Segurança é, principalmente, uma superstição.
Não existe na natureza, nem os filhos dos homens experimentam-na por completo.
A longo prazo, evitar perigos não é mais seguro do que atirar-se e arriscar-se.
A vida é ou uma audaciosa aventura, ou nada.
Helen Keller


Alguns alunos aqui trabalham com koans, porém não são todos. Embora haja muito a se aprender com o estudo de koans, acredito que depender apenas disso pode ser limitante. Se entendermos as nossas vidas, entendemos os koans. E trabalhar diretamente com a nossa vida é mais valioso e difícil. Os que trabalham com koans por certo tempo podem começar a interessar-se em saber do que trata um koan, mas saber não é necessariamente o mesmo que ser. Embora a prática do koan esteja baseada na idéia de que se virmos o que é verdade nós seremos essa verdade, isso nem sempre acontece. Apesar disso, os koans podem ser muito úteis. Comecemos com um extraído do Gateless gate (Portão sem porteira)*, o Homem no Alto da Árvore, de Kyogun. Mestre Kyogun disse: "É como um homem no alto da árvore, pendurado de um galho pela boca; suas mãos não conseguem pegar um ramo sequer, seus pés não alcançam outro galho. Vamos supor que outro homem embaixo da árvore lhe pergunte: 'Qual é o significado de Bodhidharma vir para o Ocidente?'. Se ele não responde, contraria o desejo do interrogante. Se responde, perde a vida. Nessa situação, o que ele deveria fazer?". Poderíamos reformular esse koan perguntando: "Qual é o significado da vida?". Não responder é não cumprir com a nossa responsabilidade.

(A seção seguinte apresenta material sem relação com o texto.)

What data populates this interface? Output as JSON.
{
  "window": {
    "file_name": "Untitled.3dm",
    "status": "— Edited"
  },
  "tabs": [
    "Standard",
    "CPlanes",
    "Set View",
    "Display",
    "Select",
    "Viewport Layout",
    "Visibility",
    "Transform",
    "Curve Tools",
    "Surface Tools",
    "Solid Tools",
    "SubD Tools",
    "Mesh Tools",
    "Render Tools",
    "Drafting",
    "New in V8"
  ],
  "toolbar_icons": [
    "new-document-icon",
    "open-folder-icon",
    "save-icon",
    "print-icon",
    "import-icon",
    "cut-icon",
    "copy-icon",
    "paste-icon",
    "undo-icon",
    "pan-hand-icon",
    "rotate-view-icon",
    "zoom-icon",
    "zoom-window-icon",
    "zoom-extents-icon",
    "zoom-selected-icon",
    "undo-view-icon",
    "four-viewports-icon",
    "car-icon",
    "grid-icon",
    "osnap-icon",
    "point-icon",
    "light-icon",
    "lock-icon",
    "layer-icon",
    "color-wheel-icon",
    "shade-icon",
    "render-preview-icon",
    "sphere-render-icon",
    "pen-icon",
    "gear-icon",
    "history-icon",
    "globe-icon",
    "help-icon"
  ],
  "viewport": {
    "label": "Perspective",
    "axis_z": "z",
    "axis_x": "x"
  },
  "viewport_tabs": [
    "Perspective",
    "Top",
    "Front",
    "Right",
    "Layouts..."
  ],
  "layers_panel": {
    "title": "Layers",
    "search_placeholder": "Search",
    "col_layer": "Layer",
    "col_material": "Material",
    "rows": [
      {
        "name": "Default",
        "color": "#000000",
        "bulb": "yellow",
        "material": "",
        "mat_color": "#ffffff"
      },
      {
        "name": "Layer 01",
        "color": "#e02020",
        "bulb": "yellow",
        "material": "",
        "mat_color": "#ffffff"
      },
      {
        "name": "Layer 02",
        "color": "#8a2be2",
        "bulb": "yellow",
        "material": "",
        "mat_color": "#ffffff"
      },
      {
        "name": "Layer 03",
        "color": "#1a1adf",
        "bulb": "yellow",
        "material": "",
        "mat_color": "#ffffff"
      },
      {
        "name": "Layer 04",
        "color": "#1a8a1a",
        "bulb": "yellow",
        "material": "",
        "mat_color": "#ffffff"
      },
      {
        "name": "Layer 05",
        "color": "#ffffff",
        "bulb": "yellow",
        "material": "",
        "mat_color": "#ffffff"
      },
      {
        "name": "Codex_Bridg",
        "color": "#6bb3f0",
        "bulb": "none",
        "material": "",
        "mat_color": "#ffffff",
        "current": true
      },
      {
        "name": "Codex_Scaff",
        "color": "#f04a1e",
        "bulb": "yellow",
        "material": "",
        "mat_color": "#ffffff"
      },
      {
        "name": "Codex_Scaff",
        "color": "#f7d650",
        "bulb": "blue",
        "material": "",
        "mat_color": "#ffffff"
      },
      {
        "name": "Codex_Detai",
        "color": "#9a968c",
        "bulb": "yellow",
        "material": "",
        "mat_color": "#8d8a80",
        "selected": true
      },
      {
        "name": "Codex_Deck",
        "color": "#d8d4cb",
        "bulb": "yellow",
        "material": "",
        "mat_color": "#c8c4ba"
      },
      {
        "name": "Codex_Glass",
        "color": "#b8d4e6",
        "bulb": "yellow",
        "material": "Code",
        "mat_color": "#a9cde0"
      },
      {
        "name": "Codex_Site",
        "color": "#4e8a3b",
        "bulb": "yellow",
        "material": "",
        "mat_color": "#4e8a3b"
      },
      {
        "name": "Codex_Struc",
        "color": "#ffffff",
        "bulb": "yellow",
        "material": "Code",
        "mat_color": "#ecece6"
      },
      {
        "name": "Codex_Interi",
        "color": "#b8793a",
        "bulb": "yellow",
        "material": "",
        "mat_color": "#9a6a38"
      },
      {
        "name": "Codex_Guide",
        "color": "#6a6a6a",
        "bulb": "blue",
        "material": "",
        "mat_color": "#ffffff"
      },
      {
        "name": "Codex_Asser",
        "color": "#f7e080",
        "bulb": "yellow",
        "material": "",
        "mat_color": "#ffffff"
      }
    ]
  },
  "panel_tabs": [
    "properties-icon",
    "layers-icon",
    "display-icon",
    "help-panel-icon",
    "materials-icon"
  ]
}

Para trabalhar com esse koan contarei outra história. Há muitos anos eu vivia em Providente, em Rhode Island. Um furacão enorme subia pela costa e destruía a Nova Inglaterra. Empurrei o berço do meu bebê para perto da parede e o cobri para que, se as janelas quebrassem o vidro, este não o atingisse, e tomamos outras providências necessárias. Estávamos diretamente no caminho do furacão e ele era muito intenso. Em frente à casa víamos árvores enormes, antigas, quebrando e caindo para todo lado. Os ventos atingiam uma velocidade média de 200 km horários. Depois de três ou quatro horas, numa questão de minutos, tudo ficou quieto de novo. O sol apareceu e os pássaros começaram a cantar. O vento parou. Estávamos no olho do furacão. Dentro de uma hora mais ou menos, o olho se deslocou, os ventos recomeçaram e atravessamos o outro lado da massa rodopiante de ventos. Embora não tão poderoso quanto o primeiro lado, também era muito intenso. No final tinha sobrado uma gigantesca confusão para ser arrumada. Fiquei sabendo mais tarde que às vezes os pilotos são acidentalmente apanhados pelos furacões, sujeitando a si e ao avião a momentos de um terrível estresse. Quando isso acontece, eles em geral tentam voar para o olho do furacão, o centro, para terem uma mínima chance de recuperar-se.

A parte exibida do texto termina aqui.